Anti-tumor effects of resveratrol on malignant melanoma is associated with promoter demethylation of RUNX3 gene.

Abstract

The natural phytoalexin resveratrol (RES) has exhibited excellent anti-tumor effects on a variety of tumors including malignant melanoma. However, its specific mechanism of anti-melanoma needs to be further explored. It has been reported, that the expression of tumor suppressor gene RUNX3 was lost or substantially decreased in melanoma. Whether RES exerts its anti-tumor effect by regulating the expression of RUNX3 gene in melanoma is worthy of study. In the present study, we found the RUNX3 promoter is hypermethylated and the expression of RUNX3 mRNA and protein are absent in melanoma cells B16F10. After intervention with RES, promoter hypermethylation of RUNX3 in B16F10 cells could be significantly decreased and mRNA and protein expression of it was upregulated in a dose-dependent manner.

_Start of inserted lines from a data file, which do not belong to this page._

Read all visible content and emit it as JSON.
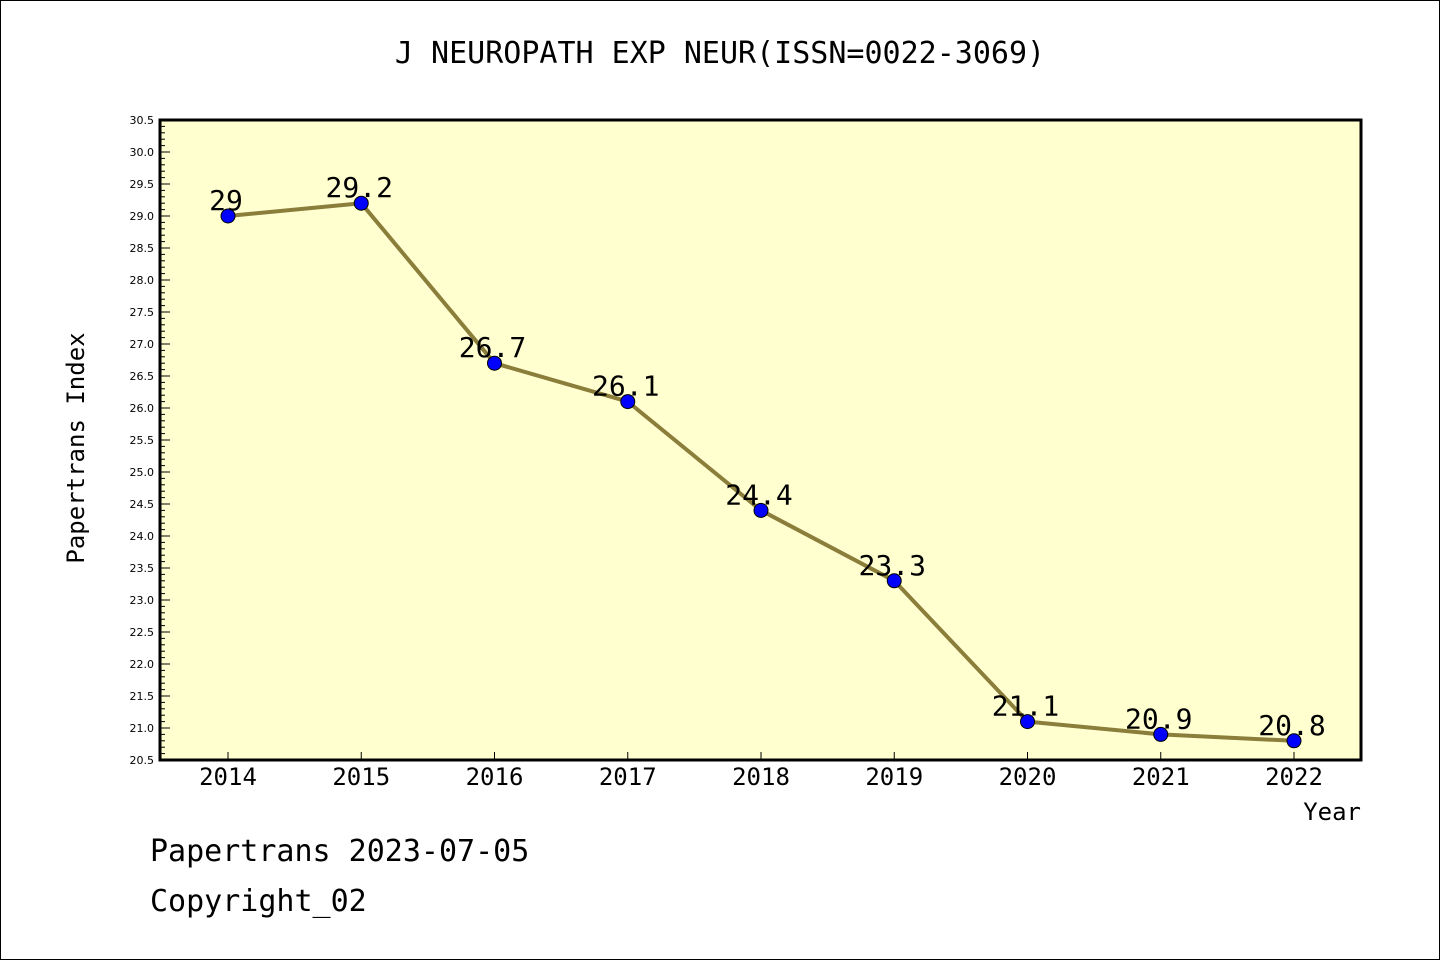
{
  "chart_data": {
    "type": "line",
    "title": "J NEUROPATH EXP NEUR(ISSN=0022-3069)",
    "xlabel": "Year",
    "ylabel": "Papertrans Index",
    "x": [
      "2014",
      "2015",
      "2016",
      "2017",
      "2018",
      "2019",
      "2020",
      "2021",
      "2022"
    ],
    "values": [
      29,
      29.2,
      26.7,
      26.1,
      24.4,
      23.3,
      21.1,
      20.9,
      20.8
    ],
    "data_labels": [
      "29",
      "29.2",
      "26.7",
      "26.1",
      "24.4",
      "23.3",
      "21.1",
      "20.9",
      "20.8"
    ],
    "ylim": [
      20.5,
      30.5
    ],
    "yticks": [
      "20.5",
      "21.0",
      "21.5",
      "22.0",
      "22.5",
      "23.0",
      "23.5",
      "24.0",
      "24.5",
      "25.0",
      "25.5",
      "26.0",
      "26.5",
      "27.0",
      "27.5",
      "28.0",
      "28.5",
      "29.0",
      "29.5",
      "30.0",
      "30.5"
    ],
    "grid": false,
    "colors": {
      "plot_background": "#ffffd0",
      "line": "#8b7d3a",
      "marker": "#0000ff"
    }
  },
  "footer": {
    "date": "Papertrans 2023-07-05",
    "copyright": "Copyright_02"
  }
}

We further investigated the effects of RES on B16F10 xenograft models. The intervention of RES and treatment of melanoma positive drug dacarbazine (DTIC) both could significantly inhibit tumor growth in xenograft mice, but only RES could upregulate the expression of RUNX3 mRNA and protein in peripheral blood and tumor tissues. Therefore, the upregulation of mRNA and protein expression of RUNX3 resulting from promoter demethylation might be one of the mechanisms of RES inhibiting melanoma. This research has revealed a novel mechanism for RES against melanoma from the epigenetic perspective, which is helpful to improve the understanding of the anti-tumor mechanism of RES and provide new insights for the treatment of melanoma.